柴田 麗Urara Shibata
管理栄養士/公認スポーツ栄養士
大学にて体育の教員免許を取得後、カラダを動かすことから食べることの世界に興味を持ち、栄養学を学んで管理栄養士を取得する。筑波大学修士過程を修了した後、05年に明治製菓株式会社(現・株式会社明治)に入社。
様々な競技のトップアスリートの栄養サポートに携わり、19年3月に退社。現在はフリーで活動している。好きなスポーツに出会うことは人生を豊かにすると信じてやまない。
前回のコラムでは、自分の食事を振り返り食生活を知ることがテーマでした。
その方法は『栄養フルコース型の食事』の自己チェックです。それを毎日、毎食、継続して食べる習慣をつけることが、サッカー選手がしっかりと戦うためのカラダづくりの基本です。
これは、ジュニアもジュニアユースも大学生も、そして、日本を代表する選手も同じです。「〇〇選手はこれを食べて大きくなりました」という特別な食べ物はどこにも存在しないのです。
では、なぜ、「栄養フルコース型」の食事なのでしょうか?
それは、簡単にカラダに必要な栄養素を揃えやすいからです。
毎日、専門家が栄養計算した食事を食べたり、アドバイスを受けられる人は限られています。加えて、栄養学は「学」とつくからか、小難しい印象を持たれる傾向にあり「栄養素を考えて食べていたら、せっかくの美味しい、楽しい食事が台無しになってしまう!」と感じる人も多くいます。また「サッカー選手には栄養が大事だ」と理解はしていても、栄養素のことを考えて食事を揃えるのはなかなか大変です。
「栄養フルコース型」の食事には、「必要な栄養素が全部(フル)でとれる、食事の型(かたち)」という意味があります。
①主食、②おかず、③野菜、④果物、⑤乳製品
この5つを毎食揃えることで、5大栄養素(炭水化物、脂質、たんぱく質、ビタミン、ミネラル)を万遍なく摂ることができます。5大栄養素は『生活』『成長』『サッカー』のために必要な栄養素です。自分でも簡単に意識できることなので取り入れやすく、すなわち、習慣になりやすいということにも繋がります。

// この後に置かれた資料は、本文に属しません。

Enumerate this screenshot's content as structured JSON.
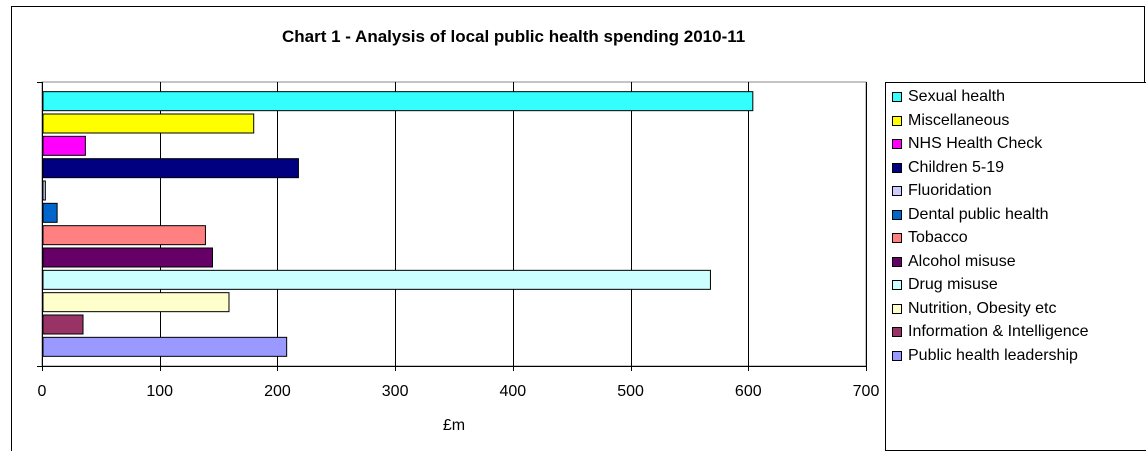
{
  "chart_data": {
    "type": "bar",
    "orientation": "horizontal",
    "title": "Chart 1 - Analysis of local public health spending 2010-11",
    "xlabel": "£m",
    "ylabel": "",
    "xlim": [
      0,
      700
    ],
    "xticks": [
      "0",
      "100",
      "200",
      "300",
      "400",
      "500",
      "600",
      "700"
    ],
    "grid": "vertical",
    "legend_position": "right",
    "categories": [
      "Sexual health",
      "Miscellaneous",
      "NHS Health Check",
      "Children 5-19",
      "Fluoridation",
      "Dental public health",
      "Tobacco",
      "Alcohol misuse",
      "Drug misuse",
      "Nutrition, Obesity etc",
      "Information & Intelligence",
      "Public health leadership"
    ],
    "values": [
      603,
      179,
      36,
      217,
      2,
      12,
      138,
      144,
      567,
      158,
      34,
      207
    ],
    "colors": [
      "#33ffff",
      "#ffff00",
      "#ff00ff",
      "#000080",
      "#ccccff",
      "#0066cc",
      "#ff8080",
      "#660066",
      "#ccffff",
      "#ffffcc",
      "#993366",
      "#9999ff"
    ]
  }
}
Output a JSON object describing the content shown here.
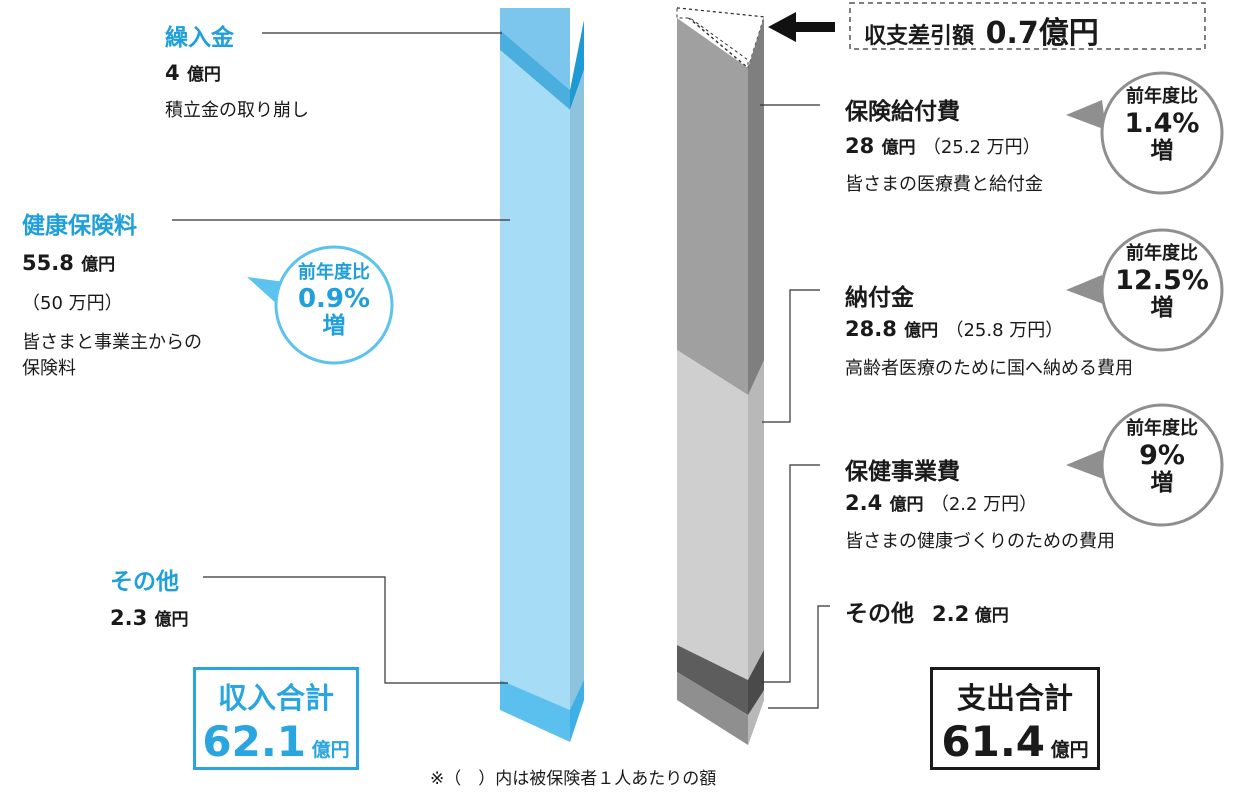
{
  "chart_data": {
    "type": "stacked-bar",
    "income": {
      "total_label": "収入合計",
      "total_value": "62.1",
      "total_unit": "億円",
      "items": [
        {
          "label": "繰入金",
          "amount": "4",
          "unit": "億円",
          "note": "積立金の取り崩し",
          "value": 4
        },
        {
          "label": "健康保険料",
          "amount": "55.8",
          "unit": "億円",
          "per_person": "（50 万円）",
          "note_lines": [
            "皆さまと事業主からの",
            "保険料"
          ],
          "value": 55.8,
          "change": {
            "line1": "前年度比",
            "line2": "0.9%",
            "line3": "増"
          }
        },
        {
          "label": "その他",
          "amount": "2.3",
          "unit": "億円",
          "value": 2.3
        }
      ]
    },
    "expense": {
      "total_label": "支出合計",
      "total_value": "61.4",
      "total_unit": "億円",
      "surplus": {
        "label": "収支差引額",
        "value": "0.7",
        "unit": "億円"
      },
      "items": [
        {
          "label": "保険給付費",
          "amount": "28",
          "unit": "億円",
          "per_person": "（25.2 万円）",
          "note": "皆さまの医療費と給付金",
          "value": 28,
          "change": {
            "line1": "前年度比",
            "line2": "1.4%",
            "line3": "増"
          }
        },
        {
          "label": "納付金",
          "amount": "28.8",
          "unit": "億円",
          "per_person": "（25.8 万円）",
          "note": "高齢者医療のために国へ納める費用",
          "value": 28.8,
          "change": {
            "line1": "前年度比",
            "line2": "12.5%",
            "line3": "増"
          }
        },
        {
          "label": "保健事業費",
          "amount": "2.4",
          "unit": "億円",
          "per_person": "（2.2 万円）",
          "note": "皆さまの健康づくりのための費用",
          "value": 2.4,
          "change": {
            "line1": "前年度比",
            "line2": "9%",
            "line3": "増"
          }
        },
        {
          "label": "その他",
          "amount": "2.2",
          "unit": "億円",
          "value": 2.2
        }
      ]
    },
    "footnote": "※（　）内は被保険者１人あたりの額",
    "colors": {
      "income_accent": "#1f9fdb",
      "income_bar": "#a6dcf5",
      "expense_dark": "#a0a0a0",
      "expense_light": "#cfcfcf"
    }
  }
}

あるプロサッカー選手はカラダを大きくしたいと、サプリメントを取り入れて一所懸命にトレーニングを頑張っていました。でも、思ったようにカラダづくりが進みませんでした。
そこでもう1度、日々の食事を見直し、「栄養フルコース型」の食事を意識づけし、徹底しました。その上でサプリメントを加えて、トレーニングをしたところ、3か月でカラダが変わり、目標としていた筋力アップをすることができました。のちに「日々の食事を揃える重要性を体感した出来事でした」と報告がありました。
地道な継続こそ、カラダをつくるための近道です。サッカージュニアの皆さんにもぜひ意識してもらいたいと思います。